Op dertienjarige leeftijd krijgt Marla te horen dat ze geadopteerd is. Marla zit vol vragen. Wie is ze eigenlijk? Een joods meisje? Een zigeunermeisje? Heeft iemand van haar familie de oorlog overleefd? Marla hoopt dat een oude kloosterzuster haar kan helpen.
Het boek is bestemd voor lezers van tien jaar en ouder en het bestaat uit 38 korte hoofdstukken. Met zijn 310 bladzijden is het boek misschien best dik, maar laat je hierdoor vooral niet afschrikken. Het verhaal is zo boeiend dat je het uit hebt voordat je er erg in hebt. Wel komen er veel onbekende woorden voor in het boek. Veelal zijn dit woorden die met de Sinti-gebruiken te maken hebben. Achterin het boek worden al deze woorden toegelicht. Hier vind je ook een hoofdstuk met informatie over de vergeten Holocaust van de Roma en de Sinti.

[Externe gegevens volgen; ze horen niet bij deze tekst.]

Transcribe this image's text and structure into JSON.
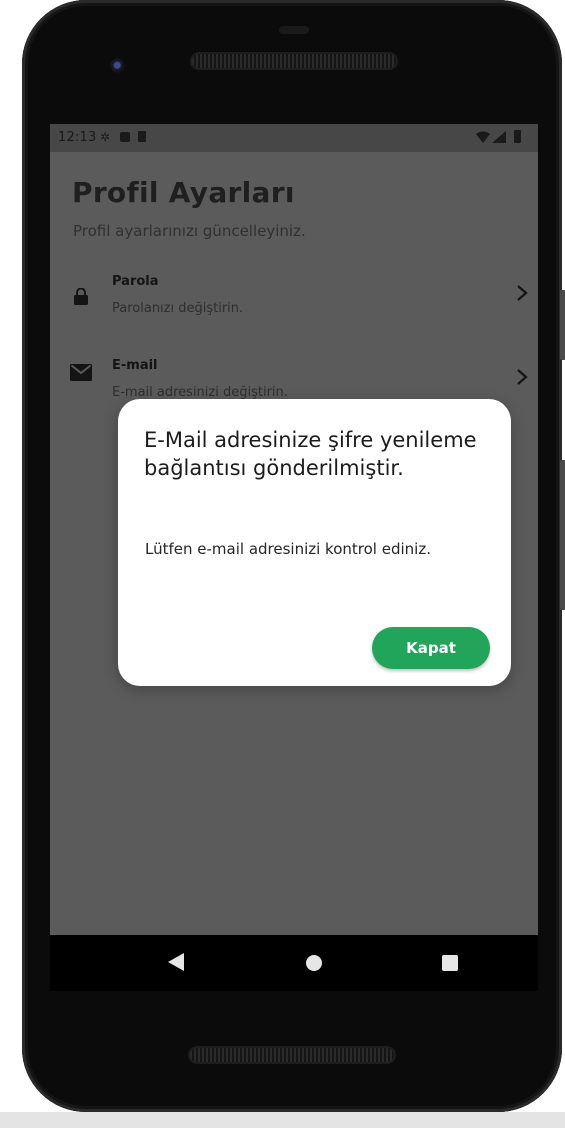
{
  "status_bar": {
    "time": "12:13",
    "icons": [
      "gear-icon",
      "notification-a-icon",
      "sd-card-icon",
      "wifi-icon",
      "signal-icon",
      "battery-icon"
    ]
  },
  "page": {
    "title": "Profil Ayarları",
    "subtitle": "Profil ayarlarınızı güncelleyiniz."
  },
  "settings": [
    {
      "title": "Parola",
      "description": "Parolanızı değiştirin.",
      "icon": "lock-icon"
    },
    {
      "title": "E-mail",
      "description": "E-mail adresinizi değiştirin.",
      "icon": "mail-icon"
    }
  ],
  "dialog": {
    "title": "E-Mail adresinize şifre yenileme bağlantısı gönderilmiştir.",
    "body": "Lütfen e-mail adresinizi kontrol ediniz.",
    "button_label": "Kapat"
  },
  "colors": {
    "accent": "#21a55b",
    "overlay_background": "#5b5b5b",
    "dialog_background": "#ffffff"
  },
  "nav_bar": {
    "icons": [
      "back-icon",
      "home-icon",
      "recents-icon"
    ]
  }
}
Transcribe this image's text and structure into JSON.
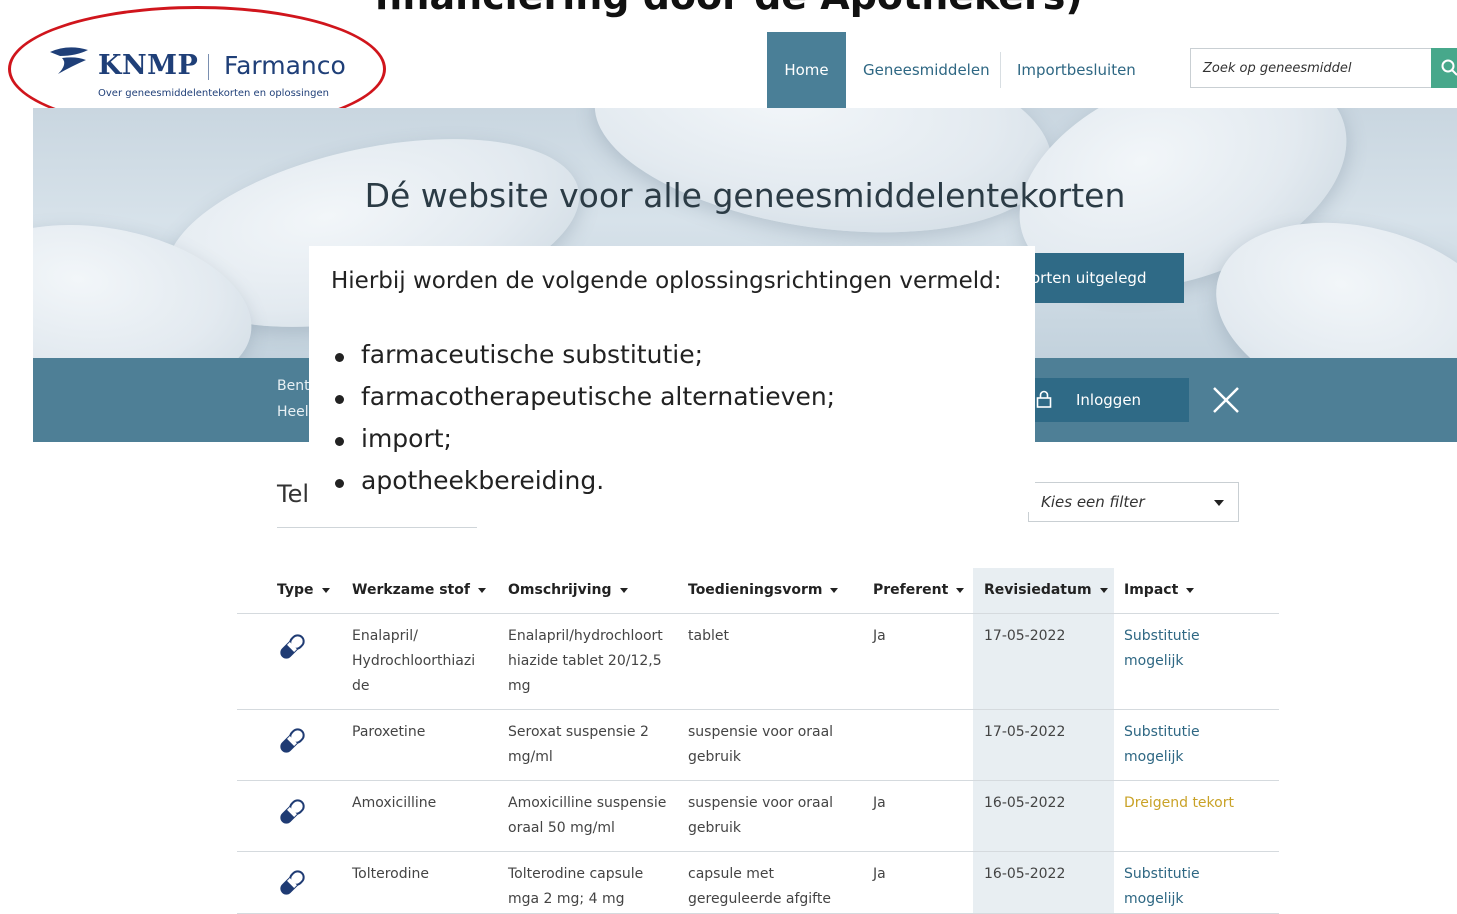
{
  "slide_title": "financiering door de Apothekers)",
  "header": {
    "logo": {
      "knmp": "KNMP",
      "farmanco": "Farmanco",
      "tagline": "Over geneesmiddelentekorten en oplossingen"
    },
    "nav": {
      "home": "Home",
      "geneesmiddelen": "Geneesmiddelen",
      "importbesluiten": "Importbesluiten"
    },
    "search": {
      "placeholder": "Zoek op geneesmiddel",
      "icon": "search-icon"
    }
  },
  "hero": {
    "title": "Dé website voor alle geneesmiddelentekorten",
    "button_label": "orten uitgelegd"
  },
  "bar": {
    "line1": "Bent",
    "line2": "Heel",
    "login_label": "Inloggen",
    "login_icon": "lock-icon",
    "close_icon": "close-icon"
  },
  "overlay": {
    "intro": "Hierbij worden de volgende oplossingsrichtingen vermeld:",
    "items": [
      "farmaceutische substitutie;",
      "farmacotherapeutische alternatieven;",
      "import;",
      "apotheekbereiding."
    ]
  },
  "list": {
    "heading": "Tel",
    "filter_placeholder": "Kies een filter"
  },
  "table": {
    "columns": [
      "Type",
      "Werkzame stof",
      "Omschrijving",
      "Toedieningsvorm",
      "Preferent",
      "Revisiedatum",
      "Impact"
    ],
    "rows": [
      {
        "icon": "capsule-icon",
        "stof": [
          "Enalapril/",
          "Hydrochloorthiazi",
          "de"
        ],
        "omschrijving": [
          "Enalapril/hydrochloort",
          "hiazide tablet 20/12,5",
          "mg"
        ],
        "vorm": [
          "tablet"
        ],
        "preferent": "Ja",
        "datum": "17-05-2022",
        "impact": [
          "Substitutie",
          "mogelijk"
        ]
      },
      {
        "icon": "capsule-icon",
        "stof": [
          "Paroxetine"
        ],
        "omschrijving": [
          "Seroxat suspensie 2",
          "mg/ml"
        ],
        "vorm": [
          "suspensie voor oraal",
          "gebruik"
        ],
        "preferent": "",
        "datum": "17-05-2022",
        "impact": [
          "Substitutie",
          "mogelijk"
        ]
      },
      {
        "icon": "capsule-icon",
        "stof": [
          "Amoxicilline"
        ],
        "omschrijving": [
          "Amoxicilline suspensie",
          "oraal 50 mg/ml"
        ],
        "vorm": [
          "suspensie voor oraal",
          "gebruik"
        ],
        "preferent": "Ja",
        "datum": "16-05-2022",
        "impact": [
          "Dreigend tekort"
        ]
      },
      {
        "icon": "capsule-icon",
        "stof": [
          "Tolterodine"
        ],
        "omschrijving": [
          "Tolterodine capsule",
          "mga 2 mg; 4 mg"
        ],
        "vorm": [
          "capsule met",
          "gereguleerde afgifte"
        ],
        "preferent": "Ja",
        "datum": "16-05-2022",
        "impact": [
          "Substitutie",
          "mogelijk"
        ]
      }
    ]
  },
  "colors": {
    "accent": "#2f6a86",
    "nav_active": "#4a7f97",
    "search_button": "#47a88b",
    "warning": "#c9a227",
    "annotation": "#d0151c"
  }
}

Het boek is ontzettend interessant. Je leert niet alleen veel over de oorlog, maar ook over de eeuwenoude tradities en gebruiken van de Sinti. Op school is het boek prima te gebruiken bij de lessen over de oorlog of over discriminatie. Helaas wordt deze bevolkingsgroep nog steeds gediscrimineerd. Onbekend maakt nu eenmaal onbemind. Misschien kan dit boek er aan bijdragen dat wij de zigeunercultuur leren kennen en waarderen.

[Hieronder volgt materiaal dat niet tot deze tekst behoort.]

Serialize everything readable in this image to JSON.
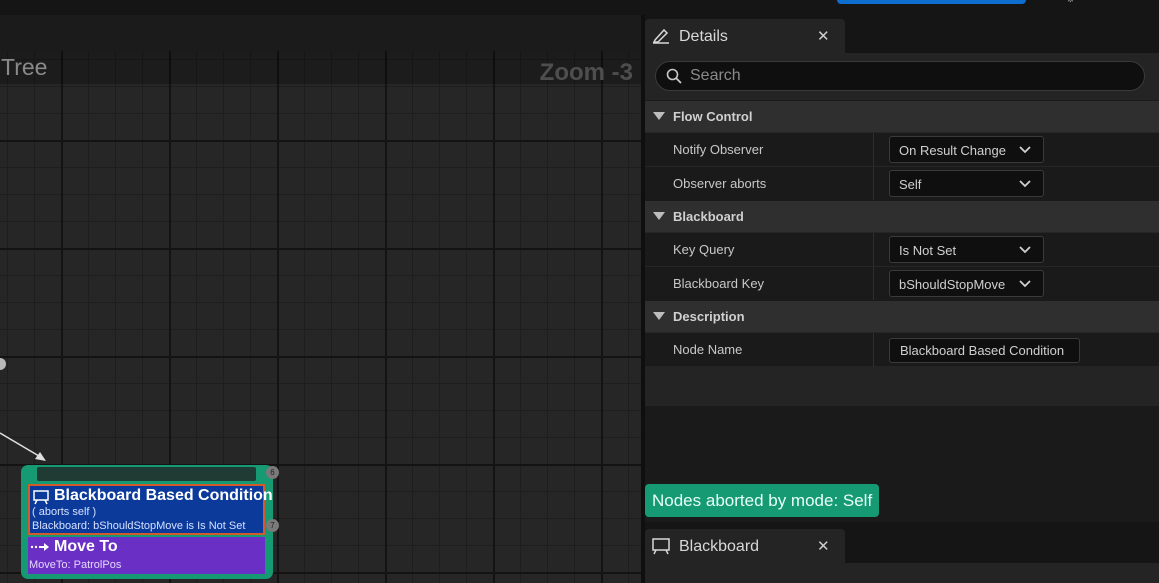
{
  "graph": {
    "title": "Tree",
    "zoom": "Zoom -3"
  },
  "node": {
    "decorator": {
      "title": "Blackboard Based Condition",
      "abort_mode": "( aborts self )",
      "description": "Blackboard: bShouldStopMove is Is Not Set",
      "icon": "decorator-icon",
      "color": "#0c3a9a"
    },
    "task": {
      "title": "Move To",
      "description": "MoveTo: PatrolPos",
      "icon": "move-to-icon",
      "color": "#6a2fc4"
    },
    "index_top": "6",
    "index_bottom": "7",
    "composite_color": "#159a74"
  },
  "details": {
    "tab_label": "Details",
    "tab_icon": "pencil-icon",
    "close_icon": "close-icon",
    "search_placeholder": "Search",
    "sections": {
      "flow_control": {
        "label": "Flow Control",
        "notify_observer": {
          "label": "Notify Observer",
          "value": "On Result Change"
        },
        "observer_aborts": {
          "label": "Observer aborts",
          "value": "Self"
        }
      },
      "blackboard": {
        "label": "Blackboard",
        "key_query": {
          "label": "Key Query",
          "value": "Is Not Set"
        },
        "blackboard_key": {
          "label": "Blackboard Key",
          "value": "bShouldStopMove"
        }
      },
      "description": {
        "label": "Description",
        "node_name": {
          "label": "Node Name",
          "value": "Blackboard Based Condition"
        }
      }
    }
  },
  "status": {
    "badge": "Nodes aborted by mode: Self",
    "color": "#159a74"
  },
  "blackboard_panel": {
    "tab_label": "Blackboard",
    "tab_icon": "blackboard-icon",
    "close_icon": "close-icon"
  }
}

Er staan geen illustraties in het boek, maar op de facebookpagina van het boek staan veel foto’s die bij het verhaal aansluiten. Op de voorkant van het boek staat een foto van een meisje dat in een ruit kijkt. Toen ik een elfjarige lezer vroeg of zij wist wie dit meisje was, antwoordde zij dat het Marla was. “Marla zit achter in de auto op weg naar het klooster en ze heeft een telefoonnummer op haar arm geschreven”. Zelf zie ik er Perla in. Na de bevrijding keert zij (helemaal alleen) met de trein terug naar Nederland. Op haar arm staat haar kampnummer getatoeëerd. Waarom zien wij, volwassenen, meteen de trieste kant? Wat is het toch fijn om met kinderen over boeken te praten. Wat kunnen we veel van hen leren!